May 08, 2005
prototyping ambient displays on Tiger
Tiger is proving an effective prototyping environment for ambient displays. Andrew has noted the use of Dashboard, which I'm going to play with next) but I've been using Quartz Composer.
It has some nice features that make it easy - reads RSS feeds for data input, works full screen, and can be used as a screensaver. An iMac or old iBook sitting in the corner can therefore easily be used as an ambient display.
The main disadvantage is that it's 2D (the display at least), with a fixed angle of viewing. It can, however, make sound, change colour, and distract you when it needs to.
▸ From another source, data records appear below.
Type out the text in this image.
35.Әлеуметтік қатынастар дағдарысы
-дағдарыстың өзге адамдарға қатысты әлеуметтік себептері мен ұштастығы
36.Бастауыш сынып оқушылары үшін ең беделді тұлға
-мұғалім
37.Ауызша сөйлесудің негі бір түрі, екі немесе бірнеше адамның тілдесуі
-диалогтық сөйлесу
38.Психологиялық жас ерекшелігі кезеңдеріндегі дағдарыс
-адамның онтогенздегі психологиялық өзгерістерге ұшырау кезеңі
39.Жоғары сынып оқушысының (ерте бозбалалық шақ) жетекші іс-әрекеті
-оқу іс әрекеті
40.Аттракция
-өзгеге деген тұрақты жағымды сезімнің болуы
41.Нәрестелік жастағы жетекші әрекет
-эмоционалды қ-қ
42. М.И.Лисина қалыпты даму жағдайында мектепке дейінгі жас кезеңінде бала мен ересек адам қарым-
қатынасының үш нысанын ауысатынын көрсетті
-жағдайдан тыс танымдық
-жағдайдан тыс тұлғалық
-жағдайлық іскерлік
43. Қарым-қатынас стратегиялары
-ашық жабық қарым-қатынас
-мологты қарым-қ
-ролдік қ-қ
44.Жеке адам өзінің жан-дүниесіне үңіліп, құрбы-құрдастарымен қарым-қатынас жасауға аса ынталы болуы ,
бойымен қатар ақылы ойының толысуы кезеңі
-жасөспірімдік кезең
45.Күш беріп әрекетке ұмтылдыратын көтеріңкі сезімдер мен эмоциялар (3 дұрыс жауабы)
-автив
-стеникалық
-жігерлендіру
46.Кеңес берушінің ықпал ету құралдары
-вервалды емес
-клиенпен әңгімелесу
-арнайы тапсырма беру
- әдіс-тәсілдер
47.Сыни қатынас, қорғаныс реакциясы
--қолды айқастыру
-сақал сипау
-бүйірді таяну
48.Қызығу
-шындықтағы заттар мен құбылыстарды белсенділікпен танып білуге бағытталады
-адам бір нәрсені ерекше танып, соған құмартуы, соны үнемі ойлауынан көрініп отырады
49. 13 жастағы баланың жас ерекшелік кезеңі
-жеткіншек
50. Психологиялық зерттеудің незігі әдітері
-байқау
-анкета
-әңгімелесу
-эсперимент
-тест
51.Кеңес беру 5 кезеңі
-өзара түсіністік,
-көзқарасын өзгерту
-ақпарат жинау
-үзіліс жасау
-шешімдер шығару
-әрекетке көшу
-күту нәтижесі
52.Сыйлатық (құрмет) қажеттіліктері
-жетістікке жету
They feature one quality which the most glanceable ambient displays use - they pump photons (or not, when appropriate - the iMac features a light sensor that dims its breathing sleep LED when in the dark).
There were three things I wanted to prototype - copies of Ambient Devices' Orb and Dashboard, and a version of the networked emoticon device (mixed with a hint of glancing). I'm halfway through the orb and the emoticon, but I've got a version of the dashboard working.
At the moment, it just reads slightly modified RSS feeds from my weather service. RSS truly is the universal data pipe for the Internet.
Quartz Composer is pretty easy - it's a visual programming environment designed for graphics and video. You can use Javascript in it, and apparently it's very good, but for this I've just wired together modules provided.

the programming flow for one of the gauges
My only problem is rendering simple primitive objects - like a straight line or a sphere. Maybe I'm missing something, but the main generators seem to be for complex objects, like plasma, 3d line grids, and, errr, teapots. The needles on the graphs are actually made out of a hundred lines or so, which is why it's pretty heavy on the processing. If anyone knows how to draw a simple 2d line, let me know.
The Quartz Composer file is here if anyone wants to play or hack or use it as a screensaver (Tiger users only). Note the RSS feeds are slightly modified URLs from standard, but it shouldn't be too hard to work out if you want to change cities.
Note the math isn't proper - I'm not doing any trigonometry. The great thing with this is that we can test to see if linear, log or any other movements are noticed and needed.
Update: just remembered that Quartz Composer can take video as an input - so you can use an iSight to project your displays in space!
Now we can all do virtual reality infographics a la Peter Snow.